Opdracht: Het Kinderrechtenverdrag.
Bekijk met de leerlingen het Kinderrechtenverdrag via
deze link. In de slide staan enkele situaties uit de film beschreven. Laat leerlingen bij elke situatie opzoeken welk kinderrecht erbij hoort. Dit kan zowel individueel, in kleine groepjes als klassikaal gedaan worden. Bespreek indien nodig met de leerlingen waarom dit kinderrecht aan de orde is in de desbetreffende situatie.
De situaties zijn als volgt:
1. Sara en Paul maken gekke foto's van elkaar met hun telefoon.
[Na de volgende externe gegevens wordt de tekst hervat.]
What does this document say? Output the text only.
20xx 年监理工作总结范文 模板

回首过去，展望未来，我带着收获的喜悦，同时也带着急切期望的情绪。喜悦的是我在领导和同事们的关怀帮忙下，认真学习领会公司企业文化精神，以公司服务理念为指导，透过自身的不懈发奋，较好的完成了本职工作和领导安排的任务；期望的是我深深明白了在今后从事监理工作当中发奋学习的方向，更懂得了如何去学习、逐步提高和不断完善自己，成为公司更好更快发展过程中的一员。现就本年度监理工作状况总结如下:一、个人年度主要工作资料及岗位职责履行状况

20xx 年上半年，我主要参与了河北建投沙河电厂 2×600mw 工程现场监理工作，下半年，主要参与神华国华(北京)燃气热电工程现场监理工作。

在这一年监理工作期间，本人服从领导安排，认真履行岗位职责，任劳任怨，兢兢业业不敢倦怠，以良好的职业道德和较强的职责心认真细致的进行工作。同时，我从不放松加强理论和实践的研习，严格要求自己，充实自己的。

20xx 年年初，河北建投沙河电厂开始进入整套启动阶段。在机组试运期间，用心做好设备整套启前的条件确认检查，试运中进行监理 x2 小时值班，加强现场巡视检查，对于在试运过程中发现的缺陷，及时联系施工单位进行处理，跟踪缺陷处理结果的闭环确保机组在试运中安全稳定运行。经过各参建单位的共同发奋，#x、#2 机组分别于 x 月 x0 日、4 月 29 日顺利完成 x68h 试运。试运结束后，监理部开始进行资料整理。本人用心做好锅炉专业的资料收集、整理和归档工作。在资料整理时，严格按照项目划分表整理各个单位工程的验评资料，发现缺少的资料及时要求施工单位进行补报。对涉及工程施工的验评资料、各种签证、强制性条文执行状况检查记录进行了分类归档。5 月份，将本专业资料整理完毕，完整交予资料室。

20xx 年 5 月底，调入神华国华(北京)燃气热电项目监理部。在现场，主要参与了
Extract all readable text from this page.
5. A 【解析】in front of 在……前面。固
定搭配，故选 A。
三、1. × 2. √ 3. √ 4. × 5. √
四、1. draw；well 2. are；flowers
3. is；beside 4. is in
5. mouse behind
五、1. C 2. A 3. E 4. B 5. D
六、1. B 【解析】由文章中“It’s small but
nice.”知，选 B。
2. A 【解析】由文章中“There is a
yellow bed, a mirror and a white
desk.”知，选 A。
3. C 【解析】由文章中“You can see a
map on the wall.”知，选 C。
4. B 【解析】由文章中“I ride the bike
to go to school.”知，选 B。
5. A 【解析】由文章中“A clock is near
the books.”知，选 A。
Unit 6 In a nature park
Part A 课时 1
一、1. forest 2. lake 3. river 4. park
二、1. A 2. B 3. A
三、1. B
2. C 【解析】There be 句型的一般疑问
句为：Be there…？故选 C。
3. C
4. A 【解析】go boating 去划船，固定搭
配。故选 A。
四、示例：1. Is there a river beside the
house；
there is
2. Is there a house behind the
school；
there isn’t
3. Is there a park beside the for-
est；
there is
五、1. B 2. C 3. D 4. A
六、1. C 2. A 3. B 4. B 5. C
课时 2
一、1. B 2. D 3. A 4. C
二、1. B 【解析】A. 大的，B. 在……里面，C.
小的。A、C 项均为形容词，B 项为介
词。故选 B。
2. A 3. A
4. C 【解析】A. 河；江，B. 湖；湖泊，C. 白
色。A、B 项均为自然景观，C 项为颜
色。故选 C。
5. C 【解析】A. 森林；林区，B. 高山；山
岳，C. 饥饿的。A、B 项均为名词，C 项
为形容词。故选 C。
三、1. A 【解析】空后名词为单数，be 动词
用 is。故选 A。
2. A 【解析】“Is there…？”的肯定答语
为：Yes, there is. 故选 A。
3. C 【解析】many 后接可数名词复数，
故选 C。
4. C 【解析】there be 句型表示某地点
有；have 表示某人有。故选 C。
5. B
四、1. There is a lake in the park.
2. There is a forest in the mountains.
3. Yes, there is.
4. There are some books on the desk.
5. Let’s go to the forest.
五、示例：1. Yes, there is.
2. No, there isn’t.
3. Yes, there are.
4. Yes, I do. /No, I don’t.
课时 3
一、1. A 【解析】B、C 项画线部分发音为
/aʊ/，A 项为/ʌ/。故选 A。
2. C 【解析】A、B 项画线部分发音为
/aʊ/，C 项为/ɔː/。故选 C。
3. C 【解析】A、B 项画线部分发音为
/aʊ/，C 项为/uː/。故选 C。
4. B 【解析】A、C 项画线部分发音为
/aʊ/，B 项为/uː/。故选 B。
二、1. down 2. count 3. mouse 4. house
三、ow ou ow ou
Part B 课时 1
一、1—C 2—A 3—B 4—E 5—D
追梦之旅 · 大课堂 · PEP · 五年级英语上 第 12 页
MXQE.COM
Die plaatst Sara op internet bij de groep 'de Club van Lelijke Kinderen' die ze hebben aangemaakt.
Antwoord: Het kinderrecht dat bij deze situatie hoort is artikel 15: Je hebt het recht samen te komen en een club op te richten.
2. Uber-Kleiner neemt een wild trappelend meisje onder zijn arm mee uit het huis. Hij duwt haar in zijn auto en rijdt weg.
Antwoord: Het kinderrecht dat bij deze situatie hoort is artikel 35: Het is verboden om kinderen te ontvoeren, verkopen of verhandelen.
3. President Isimo heeft Pauls klasgenoten in een ruimte opgesloten. Hij schreeuwt tegen ze en zwaait dreigend met een stok.
Antwoord: Het kinderrecht dat bij deze situatie hoort is artikel 37: Je hebt recht op een goede behandeling in de gevangenis. Je mag niet gemarteld worden, en geen levenslang of de doodstraf krijgen.
4. De schooldirecteur komt met Secretia de klas in. Hij noemt de namen van de leerlingen die op schoolreis mogen. Eenmaal in de bus blijkt dat ze helemaal niet op schoolreis gaan.
Antwoord: Het kinderrecht dat bij deze situatie hoort is artikel 27: Je hebt recht op onderwijs.